Doctor Patient Relations

Top 5 Terms to Ban in Optometry

By Brian Chou, OD, FAAO

Medical terminology can have a profound impact on patient psychology. Take, for example, the procedure, magnetic resonance imaging (MRI). In the late 1970s, when it was known as nuclear magnetic resonance (NMR), consumers were skeptical since “nuclear” had a connotation of involving unnecessary health risk. As a consequence, experts in the medical field changed the procedure’s name because of the unfounded public’s fears of “nuclear” medicine. Today MRIs are a routine procedure.

There are instances in eyecare, where we do not carefully think about our terminology. How many times have you, or a colleague of yours, documented in your exam record something like, “Educated patient on signs and symptoms of retinal detachment”? Although this is ingrained in our parlance, we do not actually teach our patients about the signs of RD. Symptoms are experienced by patients whereas signs are clinically observed by the practitioner. We do not teach patients to look for decreased intraocular pressure, Schaeffer’s sign, or a relative afferent pupillary defect.

We also throw around other terms without much thought. Yet they can have a negative effect on the patient’s psychology and the value of our profession. Here is a list of my prime offenders in increasing level of offending effect.

5. Preliminary testing. We’ve grown up taking tests in school with the aspiration of passing and over achieving. None of us wants to fail or even get a “C” in our classes. Yet test-taking anxiety can come up when our ancillary staff tell patients, “I’m going to do some tests on you before you see the doctor.” Patients believe tests are an indicator of their aptitude. In reality, we are measuring visual performance. While a student is at fault for failing their school test because they did not study enough, it is not the patient’s fault if they are unable to see all the pseudoisochromatic color plates or if their intraocular pressure is greater than 21 mmHg. These are measurements which help the doctor diagnose and treat the patient for their own wellbeing.

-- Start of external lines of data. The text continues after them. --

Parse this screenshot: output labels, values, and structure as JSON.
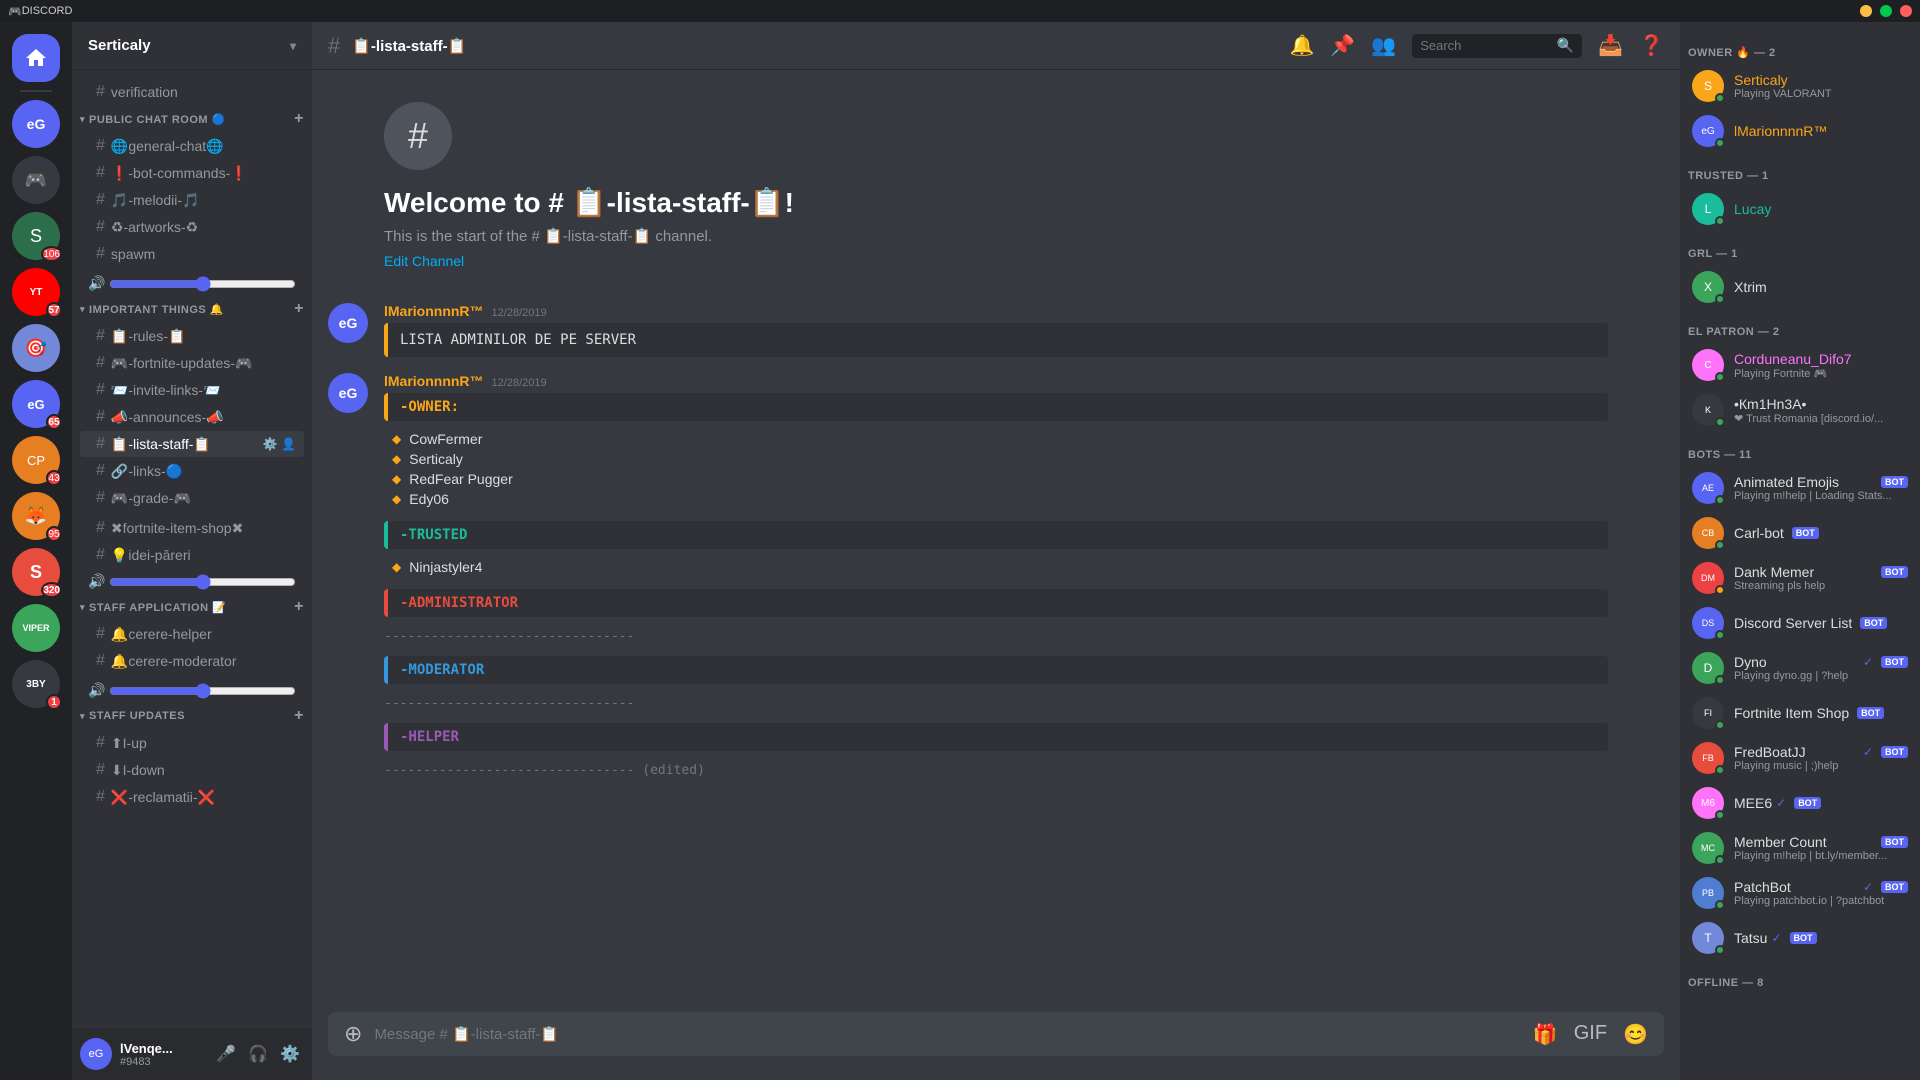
{
  "app": {
    "title": "DISCORD",
    "server_name": "Serticaly"
  },
  "titlebar": {
    "title": "DISCORD"
  },
  "server_list": [
    {
      "id": "home",
      "label": "🏠",
      "color": "#5865f2"
    },
    {
      "id": "s1",
      "label": "eG",
      "color": "#5865f2",
      "badge": ""
    },
    {
      "id": "s2",
      "label": "🎮",
      "color": "#36393f"
    },
    {
      "id": "s3",
      "label": "S",
      "color": "#2c6e49",
      "badge": "106"
    },
    {
      "id": "s4",
      "label": "YT",
      "color": "#ff0000",
      "badge": "57"
    },
    {
      "id": "s5",
      "label": "🎯",
      "color": "#36393f"
    },
    {
      "id": "s6",
      "label": "eG",
      "color": "#5865f2",
      "badge": "65"
    },
    {
      "id": "s7",
      "label": "CP",
      "color": "#e67e22",
      "badge": "43"
    },
    {
      "id": "s8",
      "label": "🦊",
      "color": "#e67e22",
      "badge": "95"
    },
    {
      "id": "s9",
      "label": "S",
      "color": "#e74c3c",
      "badge": "320"
    },
    {
      "id": "s10",
      "label": "VIPER",
      "color": "#3ba55c",
      "badge": ""
    },
    {
      "id": "s11",
      "label": "3BY",
      "color": "#36393f",
      "badge": "1"
    }
  ],
  "sidebar": {
    "server_name": "Serticaly",
    "channels": [
      {
        "type": "standalone",
        "name": "verification",
        "id": "verification",
        "badge": ""
      },
      {
        "type": "category",
        "name": "PUBLIC CHAT ROOM",
        "collapsed": false,
        "items": [
          {
            "name": "🌐general-chat🌐",
            "id": "general-chat",
            "badge": ""
          },
          {
            "name": "❗-bot-commands-❗",
            "id": "bot-commands",
            "badge": ""
          },
          {
            "name": "🎵-melodii-🎵",
            "id": "melodii",
            "badge": ""
          },
          {
            "name": "♻-artworks-♻",
            "id": "artworks",
            "badge": ""
          },
          {
            "name": "spawm",
            "id": "spawm",
            "badge": ""
          }
        ]
      },
      {
        "type": "category",
        "name": "IMPORTANT THINGS 🔔",
        "collapsed": false,
        "items": [
          {
            "name": "📋-rules-📋",
            "id": "rules",
            "badge": ""
          },
          {
            "name": "🎮-fortnite-updates-🎮",
            "id": "fortnite-updates",
            "badge": ""
          },
          {
            "name": "📨-invite-links-📨",
            "id": "invite-links",
            "badge": ""
          },
          {
            "name": "📣-announces-📣",
            "id": "announces",
            "badge": ""
          },
          {
            "name": "📋-lista-staff-📋",
            "id": "lista-staff",
            "active": true,
            "badge": "",
            "icons": [
              "⚙️",
              "👤"
            ]
          },
          {
            "name": "🔗-links-🔵",
            "id": "links",
            "badge": ""
          },
          {
            "name": "🎮-grade-🎮",
            "id": "grade",
            "badge": ""
          }
        ]
      },
      {
        "type": "standalone",
        "name": "✖fortnite-item-shop✖",
        "id": "fortnite-item-shop",
        "badge": ""
      },
      {
        "type": "standalone",
        "name": "💡idei-păreri",
        "id": "idei-pareri",
        "badge": ""
      },
      {
        "type": "category",
        "name": "STAFF APPLICATION 📝",
        "collapsed": false,
        "items": [
          {
            "name": "🔔cerere-helper",
            "id": "cerere-helper",
            "badge": ""
          },
          {
            "name": "🔔cerere-moderator",
            "id": "cerere-moderator",
            "badge": ""
          }
        ]
      },
      {
        "type": "category",
        "name": "STAFF UPDATES",
        "collapsed": false,
        "items": [
          {
            "name": "⬆I-up",
            "id": "i-up",
            "badge": ""
          },
          {
            "name": "⬇I-down",
            "id": "i-down",
            "badge": ""
          },
          {
            "name": "❌-reclamatii-❌",
            "id": "reclamatii",
            "badge": ""
          }
        ]
      }
    ],
    "current_user": {
      "name": "lVenqe...",
      "tag": "#9483",
      "avatar": "eG",
      "color": "#5865f2"
    }
  },
  "header": {
    "channel_name": "📋-lista-staff-📋",
    "search_placeholder": "Search"
  },
  "channel_content": {
    "icon": "#",
    "welcome_title": "Welcome to # 📋-lista-staff-📋!",
    "welcome_desc": "This is the start of the # 📋-lista-staff-📋 channel.",
    "edit_channel_label": "Edit Channel",
    "messages": [
      {
        "id": "msg1",
        "author": "lMarionnnnR™",
        "author_color": "#faa61a",
        "timestamp": "12/28/2019",
        "avatar_text": "eG",
        "avatar_color": "#5865f2",
        "box_text": "LISTA ADMINILOR DE PE SERVER"
      },
      {
        "id": "msg2",
        "author": "lMarionnnnR™",
        "author_color": "#faa61a",
        "timestamp": "12/28/2019",
        "avatar_text": "eG",
        "avatar_color": "#5865f2",
        "sections": [
          {
            "type": "owner",
            "label": "-OWNER:",
            "members": [
              "CowFermer",
              "Serticaly",
              "RedFear Pugger",
              "Edy06"
            ]
          },
          {
            "type": "trusted",
            "label": "-TRUSTED",
            "members": [
              "Ninjastyler4"
            ]
          },
          {
            "type": "admin",
            "label": "-ADMINISTRATOR",
            "members": []
          },
          {
            "type": "separator1",
            "text": "--------------------------------"
          },
          {
            "type": "moderator",
            "label": "-MODERATOR",
            "members": []
          },
          {
            "type": "separator2",
            "text": "--------------------------------"
          },
          {
            "type": "helper",
            "label": "-HELPER",
            "members": []
          },
          {
            "type": "separator3",
            "text": "-------------------------------- (edited)"
          }
        ]
      }
    ]
  },
  "message_input": {
    "placeholder": "Message # 📋-lista-staff-📋"
  },
  "right_sidebar": {
    "categories": [
      {
        "name": "OWNER 🔥 — 2",
        "members": [
          {
            "name": "Serticaly",
            "status": "online",
            "sub": "Playing VALORANT",
            "color": "owner-color",
            "avatar": "S",
            "avatar_color": "#faa61a"
          },
          {
            "name": "lMarionnnnR™",
            "status": "online",
            "sub": "",
            "color": "owner-color",
            "avatar": "eG",
            "avatar_color": "#5865f2"
          }
        ]
      },
      {
        "name": "TRUSTED — 1",
        "members": [
          {
            "name": "Lucay",
            "status": "online",
            "sub": "",
            "color": "trusted-color",
            "avatar": "L",
            "avatar_color": "#1abc9c"
          }
        ]
      },
      {
        "name": "GRL — 1",
        "members": [
          {
            "name": "Xtrim",
            "status": "online",
            "sub": "",
            "color": "",
            "avatar": "X",
            "avatar_color": "#3ba55c"
          }
        ]
      },
      {
        "name": "EL PATRON — 2",
        "members": [
          {
            "name": "Corduneanu_Difo7",
            "status": "online",
            "sub": "Playing Fortnite 🎮",
            "color": "patron-color",
            "avatar": "C",
            "avatar_color": "#ff73fa"
          },
          {
            "name": "•Кm1Нn3А•",
            "status": "online",
            "sub": "❤ Trust Romania [discord.io/...",
            "color": "",
            "avatar": "K",
            "avatar_color": "#36393f"
          }
        ]
      },
      {
        "name": "BOTS — 11",
        "members": [
          {
            "name": "Animated Emojis",
            "status": "online",
            "sub": "Playing m!help | Loading Stats...",
            "color": "",
            "bot": true,
            "avatar": "AE",
            "avatar_color": "#5865f2"
          },
          {
            "name": "Carl-bot",
            "status": "online",
            "sub": "",
            "color": "",
            "bot": true,
            "avatar": "CB",
            "avatar_color": "#e67e22"
          },
          {
            "name": "Dank Memer",
            "status": "online",
            "sub": "Streaming pls help",
            "color": "",
            "bot": true,
            "avatar": "DM",
            "avatar_color": "#ed4245"
          },
          {
            "name": "Discord Server List",
            "status": "online",
            "sub": "",
            "color": "",
            "bot": true,
            "avatar": "DS",
            "avatar_color": "#5865f2"
          },
          {
            "name": "Dyno",
            "status": "online",
            "sub": "Playing dyno.gg | ?help",
            "color": "",
            "bot": true,
            "verified": true,
            "avatar": "D",
            "avatar_color": "#3ba55c"
          },
          {
            "name": "Fortnite Item Shop",
            "status": "online",
            "sub": "",
            "color": "",
            "bot": true,
            "avatar": "FI",
            "avatar_color": "#36393f"
          },
          {
            "name": "FredBoatJJ",
            "status": "online",
            "sub": "Playing music | ;)help",
            "color": "",
            "bot": true,
            "verified": true,
            "avatar": "FB",
            "avatar_color": "#e74c3c"
          },
          {
            "name": "MEE6",
            "status": "online",
            "sub": "",
            "color": "",
            "bot": true,
            "verified": true,
            "avatar": "M6",
            "avatar_color": "#ff73fa"
          },
          {
            "name": "Member Count",
            "status": "online",
            "sub": "Playing m!help | bt.ly/member...",
            "color": "",
            "bot": true,
            "avatar": "MC",
            "avatar_color": "#3ba55c"
          },
          {
            "name": "PatchBot",
            "status": "online",
            "sub": "Playing patchbot.io | ?patchbot",
            "color": "",
            "bot": true,
            "verified": true,
            "avatar": "PB",
            "avatar_color": "#4e7dd1"
          },
          {
            "name": "Tatsu",
            "status": "online",
            "sub": "",
            "color": "",
            "bot": true,
            "verified": true,
            "avatar": "T",
            "avatar_color": "#7289da"
          }
        ]
      },
      {
        "name": "OFFLINE — 8",
        "members": []
      }
    ]
  }
}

Better term: preliminary measurements.

4. Contact lens insertion. You insert a quarter into the vending machine, and you insert a key into the keyhole. But do you insert a contact lens into an eye? Still, we wonder why some of our patients forcefully jam their contact lenses into their eyes, risking corneal injury.
Better term: contact lens application.

3. Trial contact lens. Patients believe that “trial contacts” are free samples and that they can try on as many as they want until they find one that works for them without the doctor. Some patients believe that when they run out of contact lenses, they can avoid spending money by getting trial contact lenses. The reality is that these lenses allow the doctor to diagnose whether the contact lens provides optimal eye health, wearing comfort and vision. They allow the doctor to create a valid contact lens prescription. Using better terminology here can reduce inappropriate patient requests.
Better term: diagnostic contact lens.

2. Contact lens fitting. Existing contact lens wearers sometimes complain that their doctor assessed a “fitting fee” when their prescription stayed the same. The consumer mindset is that they could have “fit” themselves without the doctor, no different than going to the clothing store and fitting themselves for new jeans. In these cases, the patients should have been educated that the doctor evaluated their eye health and the potential to improve vision or comfort by modifying the contact lens parameters or prescribing a new lens design. The term “fitting” is so ingrained in our industry parlance that it may be hard to change. Regrettably it does not encapsulate our services of over-refraction or evaluating for corneal neovascularization or other signs of hypoxic stress. What we need is a term that better describes what we are do, so that our patients recognize the value of professional contact lens services.
Better term: contact lens prescribing.

1. Vision insurance. The historical function of insurance is to protect against catastrophic financial disaster. If your home burns down, homeowner’s insurance can help you rebuild. If you have a heart attack, medical insurance protects you from expensive medical treatment which could otherwise drain your savings. Medical insurance is about sickness and disease, and in our industry, it’s about treating the red inflamed eye, glaucoma or the like — not about glasses and elective contacts. The term “insurance” has somehow gotten polluted such that consumers believe that it could apply to regularly scheduled wellness activities like getting a haircut or massage. Instead, what we call “vision insurance” is not true insurance. It is an allowance that employers offer to attract and maintain the best employees. Why does this matter? Patients who understand the function of their wellness vision plan are empowered to spend above and beyond what their “insurance” covers for eyewear and get better product.
Better term: Vision benefits.

Do you think carefully about word choice when speaking with your patients? What have you discovered about the kind of language that works best?